In the previous pieces, the topic was introduced by explaining how you may need to change your outlook, build good rapport by using Mirroring and Labelling techniques and the perceived power position, which you may feel is tipped against you, why cash is king how to know the prevailing conditions and that negotiation ‘starts with hello‘.
The next tip to consider in an overheated seller’s market – such as we have today – where there are more buyers than sellers, is to consider making what is called a knockout offer.
A knockout offer goes in fast for a quick, mouth-watering sale at an enticing price. It’s an offer that the seller is likely to accept, as it could be more than they may have expected, so quickly. It gets the whole process of selling their property over and done with, for a good outcome.
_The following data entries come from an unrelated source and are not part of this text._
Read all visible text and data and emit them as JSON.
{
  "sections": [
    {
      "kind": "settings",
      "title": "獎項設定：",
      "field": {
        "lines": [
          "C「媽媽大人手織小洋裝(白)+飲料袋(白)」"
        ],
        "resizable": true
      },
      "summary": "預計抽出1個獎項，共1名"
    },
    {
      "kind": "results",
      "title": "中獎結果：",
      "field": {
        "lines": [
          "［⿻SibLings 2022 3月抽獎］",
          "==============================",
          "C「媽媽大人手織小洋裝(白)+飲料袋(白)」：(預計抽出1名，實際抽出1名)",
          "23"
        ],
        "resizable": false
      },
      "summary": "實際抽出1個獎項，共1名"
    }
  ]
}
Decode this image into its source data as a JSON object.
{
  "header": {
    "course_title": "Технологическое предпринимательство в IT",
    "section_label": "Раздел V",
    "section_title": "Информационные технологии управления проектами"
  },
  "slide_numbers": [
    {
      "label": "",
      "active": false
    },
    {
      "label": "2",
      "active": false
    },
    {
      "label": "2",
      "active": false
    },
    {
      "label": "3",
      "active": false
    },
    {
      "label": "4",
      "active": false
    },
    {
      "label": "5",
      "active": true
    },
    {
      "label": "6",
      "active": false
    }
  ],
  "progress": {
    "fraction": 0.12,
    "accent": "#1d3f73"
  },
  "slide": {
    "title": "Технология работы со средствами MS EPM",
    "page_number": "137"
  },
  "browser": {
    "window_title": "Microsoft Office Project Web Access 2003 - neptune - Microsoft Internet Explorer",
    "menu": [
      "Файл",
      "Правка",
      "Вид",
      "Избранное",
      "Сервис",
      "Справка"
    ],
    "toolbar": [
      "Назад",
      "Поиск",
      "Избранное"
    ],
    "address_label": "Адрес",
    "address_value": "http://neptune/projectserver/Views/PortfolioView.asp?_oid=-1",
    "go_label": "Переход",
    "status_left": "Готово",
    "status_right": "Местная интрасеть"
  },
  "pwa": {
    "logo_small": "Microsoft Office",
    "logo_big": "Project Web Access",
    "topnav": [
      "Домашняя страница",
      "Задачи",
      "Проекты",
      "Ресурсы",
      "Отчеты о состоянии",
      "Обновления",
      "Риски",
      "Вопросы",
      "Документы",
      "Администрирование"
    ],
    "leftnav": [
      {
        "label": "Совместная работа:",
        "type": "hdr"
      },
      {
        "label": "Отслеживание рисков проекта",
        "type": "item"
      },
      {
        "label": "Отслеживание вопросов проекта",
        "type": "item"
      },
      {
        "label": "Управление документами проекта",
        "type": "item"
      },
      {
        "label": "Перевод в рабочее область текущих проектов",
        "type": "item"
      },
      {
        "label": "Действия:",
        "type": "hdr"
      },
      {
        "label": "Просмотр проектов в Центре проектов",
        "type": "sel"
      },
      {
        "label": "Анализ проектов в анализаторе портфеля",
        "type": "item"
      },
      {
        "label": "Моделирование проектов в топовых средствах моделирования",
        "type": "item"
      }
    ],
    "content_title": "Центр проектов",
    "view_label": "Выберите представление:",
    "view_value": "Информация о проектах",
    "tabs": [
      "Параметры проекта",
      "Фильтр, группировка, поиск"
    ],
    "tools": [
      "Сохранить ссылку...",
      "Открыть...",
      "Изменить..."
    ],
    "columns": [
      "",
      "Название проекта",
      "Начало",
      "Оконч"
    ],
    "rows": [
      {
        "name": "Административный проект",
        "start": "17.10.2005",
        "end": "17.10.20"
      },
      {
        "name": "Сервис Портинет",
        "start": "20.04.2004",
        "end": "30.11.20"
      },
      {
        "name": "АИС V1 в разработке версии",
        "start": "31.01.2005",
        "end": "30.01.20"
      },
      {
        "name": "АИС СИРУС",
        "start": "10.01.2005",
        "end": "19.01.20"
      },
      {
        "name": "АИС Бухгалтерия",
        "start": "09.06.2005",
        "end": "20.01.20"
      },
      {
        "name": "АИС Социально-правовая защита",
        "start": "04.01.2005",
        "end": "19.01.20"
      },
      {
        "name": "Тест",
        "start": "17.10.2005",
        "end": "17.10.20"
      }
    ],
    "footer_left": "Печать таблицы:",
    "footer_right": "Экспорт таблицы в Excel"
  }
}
Not all sellers will accept a quick offer, but many would if they do not want a long, protracted sales process.
However, before contemplating this move, ensure the following are all in place:
- you’ve done your homework on the area and the property with the assistance of detailed property research reports from Core Logic (and The Property Tribune of course),
- you know what the true value of property is (which is often not the agent’s advertised listing price or range) based on properties that have sold recently around the area, and,
- you’re going to be holding the property long-term and understand that paying an extra $10k to $20k now will be worth a lot more to you in the future.
If all these factors are in place, then consider putting in a knock out price upfront and early.
This will be attractive to the selling agent who is often looking for a quick sale so they can be paid and then move onto spending their time on their other listings. A knockout offer also puts the competition at bay and should get the seller’s attention.
Over the years I’ve seen many buyers who are afraid to put in an early knock out offer, or bid if it’s at an auction. They wait for the competition to build over time and, ultimately, they can end up paying more than the price they would have done had they offered a knockout offer from the start.
So, know the value or how much you are able and prepared to pay for the property, and consider making a knock outoffer, particularly in a sellers market where many buyers are competing for fewer properties.
This just may blow the competition out of the water and secure your property sooner rather than later. And, long term, it could be a good deal. Certainly, it can be better than a long, drawn-out, emotional process.